I read a proof about ceiling function equivalence relation as linked here. The theorem to prove is:
Let $\mathcal R$ be the relation defined on $\mathbb{R}$ such that: $\forall x, y \in \mathbb{R}: \left({x, y}\right) \in \mathcal R \iff \left \lceil {x}\right \rceil = \left \lceil {y}\right \rceil$
where $\left \lceil {x}\right \rceil$ is the ceiling of $x$.
Then $\mathcal R$ is an equivalence.
Proving reflexitivity and symmetry is trivial, but I have questions about proving transitivity.

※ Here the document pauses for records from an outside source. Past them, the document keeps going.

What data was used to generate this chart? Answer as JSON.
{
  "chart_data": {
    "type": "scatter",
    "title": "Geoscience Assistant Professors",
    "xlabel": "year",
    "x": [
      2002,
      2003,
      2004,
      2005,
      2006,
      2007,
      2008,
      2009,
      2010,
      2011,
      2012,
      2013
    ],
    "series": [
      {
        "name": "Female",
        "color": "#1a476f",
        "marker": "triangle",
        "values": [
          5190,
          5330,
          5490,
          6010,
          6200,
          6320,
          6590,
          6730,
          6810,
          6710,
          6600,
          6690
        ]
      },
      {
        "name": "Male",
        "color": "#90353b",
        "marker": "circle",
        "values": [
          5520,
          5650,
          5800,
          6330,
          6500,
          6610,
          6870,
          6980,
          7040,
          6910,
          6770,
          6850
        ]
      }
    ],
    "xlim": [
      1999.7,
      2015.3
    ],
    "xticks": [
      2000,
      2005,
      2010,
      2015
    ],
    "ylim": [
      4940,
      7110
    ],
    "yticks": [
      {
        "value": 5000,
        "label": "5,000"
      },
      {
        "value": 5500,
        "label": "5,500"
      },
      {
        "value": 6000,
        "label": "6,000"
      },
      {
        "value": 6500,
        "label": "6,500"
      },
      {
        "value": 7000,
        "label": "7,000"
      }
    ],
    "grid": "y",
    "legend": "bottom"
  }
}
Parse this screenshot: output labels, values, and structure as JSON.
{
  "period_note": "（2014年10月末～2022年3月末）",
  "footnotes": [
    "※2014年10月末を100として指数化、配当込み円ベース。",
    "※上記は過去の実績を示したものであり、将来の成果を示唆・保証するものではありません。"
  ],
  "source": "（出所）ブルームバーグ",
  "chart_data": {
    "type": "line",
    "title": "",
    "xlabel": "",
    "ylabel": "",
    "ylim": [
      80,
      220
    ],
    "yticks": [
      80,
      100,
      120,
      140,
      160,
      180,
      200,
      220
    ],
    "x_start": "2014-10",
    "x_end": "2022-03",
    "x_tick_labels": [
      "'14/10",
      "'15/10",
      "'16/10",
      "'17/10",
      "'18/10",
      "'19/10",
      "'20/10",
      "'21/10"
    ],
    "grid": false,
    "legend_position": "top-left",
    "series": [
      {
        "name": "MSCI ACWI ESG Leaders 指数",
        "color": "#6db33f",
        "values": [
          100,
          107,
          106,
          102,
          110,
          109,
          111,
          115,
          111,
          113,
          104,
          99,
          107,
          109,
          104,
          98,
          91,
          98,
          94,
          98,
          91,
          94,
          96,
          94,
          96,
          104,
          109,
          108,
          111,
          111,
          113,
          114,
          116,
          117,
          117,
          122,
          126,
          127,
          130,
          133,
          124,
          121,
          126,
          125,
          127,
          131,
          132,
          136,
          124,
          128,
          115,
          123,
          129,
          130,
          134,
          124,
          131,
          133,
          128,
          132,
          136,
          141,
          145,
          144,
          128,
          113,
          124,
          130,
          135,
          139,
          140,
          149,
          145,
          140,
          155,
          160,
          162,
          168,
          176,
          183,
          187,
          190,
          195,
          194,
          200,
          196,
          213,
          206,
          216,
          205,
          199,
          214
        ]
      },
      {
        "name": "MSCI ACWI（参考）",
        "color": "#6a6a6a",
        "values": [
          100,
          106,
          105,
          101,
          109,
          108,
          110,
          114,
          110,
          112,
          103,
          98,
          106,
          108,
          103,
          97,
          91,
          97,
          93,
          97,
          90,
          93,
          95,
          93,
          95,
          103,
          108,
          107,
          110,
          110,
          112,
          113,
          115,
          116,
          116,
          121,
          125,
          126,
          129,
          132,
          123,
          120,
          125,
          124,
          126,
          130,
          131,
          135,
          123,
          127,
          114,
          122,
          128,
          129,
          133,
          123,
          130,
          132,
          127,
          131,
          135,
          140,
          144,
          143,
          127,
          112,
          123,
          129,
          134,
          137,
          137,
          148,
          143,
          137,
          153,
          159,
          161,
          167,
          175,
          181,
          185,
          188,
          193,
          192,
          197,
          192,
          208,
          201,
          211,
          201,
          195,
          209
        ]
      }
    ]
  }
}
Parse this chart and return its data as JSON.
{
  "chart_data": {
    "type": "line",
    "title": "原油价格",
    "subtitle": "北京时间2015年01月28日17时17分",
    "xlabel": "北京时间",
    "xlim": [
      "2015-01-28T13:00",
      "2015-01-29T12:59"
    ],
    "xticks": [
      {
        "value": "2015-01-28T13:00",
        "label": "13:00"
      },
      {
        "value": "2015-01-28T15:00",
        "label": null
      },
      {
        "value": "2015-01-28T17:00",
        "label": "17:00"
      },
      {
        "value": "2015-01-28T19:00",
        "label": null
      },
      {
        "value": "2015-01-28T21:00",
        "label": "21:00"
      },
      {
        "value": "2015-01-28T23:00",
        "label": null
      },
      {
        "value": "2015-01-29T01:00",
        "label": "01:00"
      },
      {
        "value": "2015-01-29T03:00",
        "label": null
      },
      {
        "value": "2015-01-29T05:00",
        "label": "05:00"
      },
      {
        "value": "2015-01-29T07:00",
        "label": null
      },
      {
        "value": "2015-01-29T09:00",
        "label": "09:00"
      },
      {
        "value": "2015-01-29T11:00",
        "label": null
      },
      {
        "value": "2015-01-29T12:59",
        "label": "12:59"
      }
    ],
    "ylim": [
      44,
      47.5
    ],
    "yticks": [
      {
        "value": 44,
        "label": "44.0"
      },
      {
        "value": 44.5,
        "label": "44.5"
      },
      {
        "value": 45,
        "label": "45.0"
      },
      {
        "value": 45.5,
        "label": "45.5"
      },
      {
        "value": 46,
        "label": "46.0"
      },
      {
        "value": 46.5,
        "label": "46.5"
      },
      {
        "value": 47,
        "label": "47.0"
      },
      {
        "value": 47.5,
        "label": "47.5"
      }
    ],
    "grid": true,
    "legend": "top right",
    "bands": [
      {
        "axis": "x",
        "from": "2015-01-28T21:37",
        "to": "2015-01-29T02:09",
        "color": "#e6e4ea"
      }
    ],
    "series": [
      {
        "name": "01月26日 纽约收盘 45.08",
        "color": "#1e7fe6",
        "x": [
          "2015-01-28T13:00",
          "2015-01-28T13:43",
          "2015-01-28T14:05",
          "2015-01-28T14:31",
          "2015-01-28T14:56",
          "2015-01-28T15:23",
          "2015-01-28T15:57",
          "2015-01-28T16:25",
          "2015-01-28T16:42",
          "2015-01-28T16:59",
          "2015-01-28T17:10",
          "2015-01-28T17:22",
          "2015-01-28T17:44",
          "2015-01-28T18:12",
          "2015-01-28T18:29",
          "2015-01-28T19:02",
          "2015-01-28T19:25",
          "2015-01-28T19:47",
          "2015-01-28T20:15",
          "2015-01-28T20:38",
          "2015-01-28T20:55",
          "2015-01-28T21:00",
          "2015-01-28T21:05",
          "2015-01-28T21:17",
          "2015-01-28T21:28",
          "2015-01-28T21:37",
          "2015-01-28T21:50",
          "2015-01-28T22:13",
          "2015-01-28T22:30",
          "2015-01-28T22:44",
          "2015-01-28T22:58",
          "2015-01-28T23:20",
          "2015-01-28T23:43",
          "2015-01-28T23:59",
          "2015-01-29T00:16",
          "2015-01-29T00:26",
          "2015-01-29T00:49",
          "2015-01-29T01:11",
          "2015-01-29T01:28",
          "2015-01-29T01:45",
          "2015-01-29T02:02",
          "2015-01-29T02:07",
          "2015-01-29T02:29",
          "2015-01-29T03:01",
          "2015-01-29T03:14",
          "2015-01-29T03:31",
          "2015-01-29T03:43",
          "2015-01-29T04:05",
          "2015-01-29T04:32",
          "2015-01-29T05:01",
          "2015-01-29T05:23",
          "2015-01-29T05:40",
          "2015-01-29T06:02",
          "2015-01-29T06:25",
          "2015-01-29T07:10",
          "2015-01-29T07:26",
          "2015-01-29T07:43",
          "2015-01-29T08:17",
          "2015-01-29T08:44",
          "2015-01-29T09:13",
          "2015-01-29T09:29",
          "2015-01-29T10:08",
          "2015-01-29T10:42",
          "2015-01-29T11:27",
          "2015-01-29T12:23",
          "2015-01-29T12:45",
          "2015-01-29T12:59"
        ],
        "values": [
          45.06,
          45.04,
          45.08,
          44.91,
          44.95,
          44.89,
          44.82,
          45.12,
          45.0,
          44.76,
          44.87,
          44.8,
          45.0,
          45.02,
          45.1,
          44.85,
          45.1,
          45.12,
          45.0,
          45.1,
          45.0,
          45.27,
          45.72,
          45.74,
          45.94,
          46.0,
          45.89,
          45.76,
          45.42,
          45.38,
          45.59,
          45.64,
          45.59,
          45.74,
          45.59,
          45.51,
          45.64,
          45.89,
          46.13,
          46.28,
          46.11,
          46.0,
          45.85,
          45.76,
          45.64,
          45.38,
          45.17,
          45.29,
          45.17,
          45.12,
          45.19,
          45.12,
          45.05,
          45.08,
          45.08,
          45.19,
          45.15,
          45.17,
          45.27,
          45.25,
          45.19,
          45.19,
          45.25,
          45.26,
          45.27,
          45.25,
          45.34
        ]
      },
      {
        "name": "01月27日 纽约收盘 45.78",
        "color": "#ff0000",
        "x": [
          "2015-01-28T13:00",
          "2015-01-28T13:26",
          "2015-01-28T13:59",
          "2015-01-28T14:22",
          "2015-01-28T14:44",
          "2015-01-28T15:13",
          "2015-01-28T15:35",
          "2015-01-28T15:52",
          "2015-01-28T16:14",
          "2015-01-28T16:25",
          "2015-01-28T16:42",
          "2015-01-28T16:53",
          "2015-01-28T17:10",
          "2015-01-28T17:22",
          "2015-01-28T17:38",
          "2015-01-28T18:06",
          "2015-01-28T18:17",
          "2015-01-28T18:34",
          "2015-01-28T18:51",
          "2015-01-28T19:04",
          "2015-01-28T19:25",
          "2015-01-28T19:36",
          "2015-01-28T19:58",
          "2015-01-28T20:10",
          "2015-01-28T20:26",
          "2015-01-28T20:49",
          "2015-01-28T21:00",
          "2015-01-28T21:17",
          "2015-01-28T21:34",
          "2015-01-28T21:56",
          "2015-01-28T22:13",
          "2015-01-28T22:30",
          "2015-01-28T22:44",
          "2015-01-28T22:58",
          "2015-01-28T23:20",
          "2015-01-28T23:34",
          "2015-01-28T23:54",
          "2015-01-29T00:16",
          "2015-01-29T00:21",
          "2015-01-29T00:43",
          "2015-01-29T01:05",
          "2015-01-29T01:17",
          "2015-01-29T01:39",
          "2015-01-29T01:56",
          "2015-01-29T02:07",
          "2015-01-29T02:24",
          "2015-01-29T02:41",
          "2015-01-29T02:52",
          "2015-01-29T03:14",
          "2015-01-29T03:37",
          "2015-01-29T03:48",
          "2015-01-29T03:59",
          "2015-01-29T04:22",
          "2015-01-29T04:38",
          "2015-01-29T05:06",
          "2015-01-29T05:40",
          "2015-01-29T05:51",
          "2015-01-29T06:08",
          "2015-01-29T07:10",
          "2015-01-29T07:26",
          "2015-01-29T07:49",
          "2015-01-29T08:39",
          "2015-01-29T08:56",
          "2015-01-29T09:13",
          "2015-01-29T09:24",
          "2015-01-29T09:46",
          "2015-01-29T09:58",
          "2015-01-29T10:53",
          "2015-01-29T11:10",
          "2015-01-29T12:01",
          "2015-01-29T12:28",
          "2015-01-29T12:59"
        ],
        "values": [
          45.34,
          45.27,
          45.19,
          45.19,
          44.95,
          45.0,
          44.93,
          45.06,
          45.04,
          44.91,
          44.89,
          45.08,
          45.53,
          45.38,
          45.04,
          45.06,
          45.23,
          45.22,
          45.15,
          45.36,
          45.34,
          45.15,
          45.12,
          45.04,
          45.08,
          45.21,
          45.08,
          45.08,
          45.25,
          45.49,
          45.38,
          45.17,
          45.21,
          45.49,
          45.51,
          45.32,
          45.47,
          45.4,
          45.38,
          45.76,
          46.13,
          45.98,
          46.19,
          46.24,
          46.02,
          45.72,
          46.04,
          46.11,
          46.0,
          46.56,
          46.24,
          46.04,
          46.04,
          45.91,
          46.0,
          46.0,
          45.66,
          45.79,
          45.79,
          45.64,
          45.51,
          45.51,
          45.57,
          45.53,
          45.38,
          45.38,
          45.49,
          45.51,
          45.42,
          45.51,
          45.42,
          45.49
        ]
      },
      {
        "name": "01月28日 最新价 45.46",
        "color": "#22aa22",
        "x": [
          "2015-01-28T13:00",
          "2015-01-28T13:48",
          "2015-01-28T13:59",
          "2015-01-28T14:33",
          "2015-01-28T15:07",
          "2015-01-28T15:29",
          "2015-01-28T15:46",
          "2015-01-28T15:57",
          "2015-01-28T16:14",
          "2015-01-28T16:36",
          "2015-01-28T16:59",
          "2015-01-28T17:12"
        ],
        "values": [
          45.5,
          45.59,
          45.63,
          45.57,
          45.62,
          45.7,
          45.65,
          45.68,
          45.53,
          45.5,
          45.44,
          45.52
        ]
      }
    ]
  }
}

According to definition, we should just proof that if $\left \lceil {x}\right \rceil = \left \lceil {y}\right \rceil$ and $\left \lceil {y}\right \rceil = \left \lceil {z}\right \rceil$, then $\left \lceil {x}\right \rceil = \left \lceil {z}\right \rceil$. In the proof, the author took extra steps to prove this. But isn't $\left \lceil {x}\right \rceil = \left \lceil {y}\right \rceil = \left \lceil {z}\right \rceil$ trivial? Are there any reason why the author went those extra steps?
Yes, it is trivial. Actually, it is so trivial that it has nothing to do with the ceiling function. If $f\colon X\longrightarrow Y$ is any function and if you define a binary relation $\sim$ on $X$ by $x\sim y$ if and only if $f(x)=f(y)$, then $\sim$ is an equivalence relation.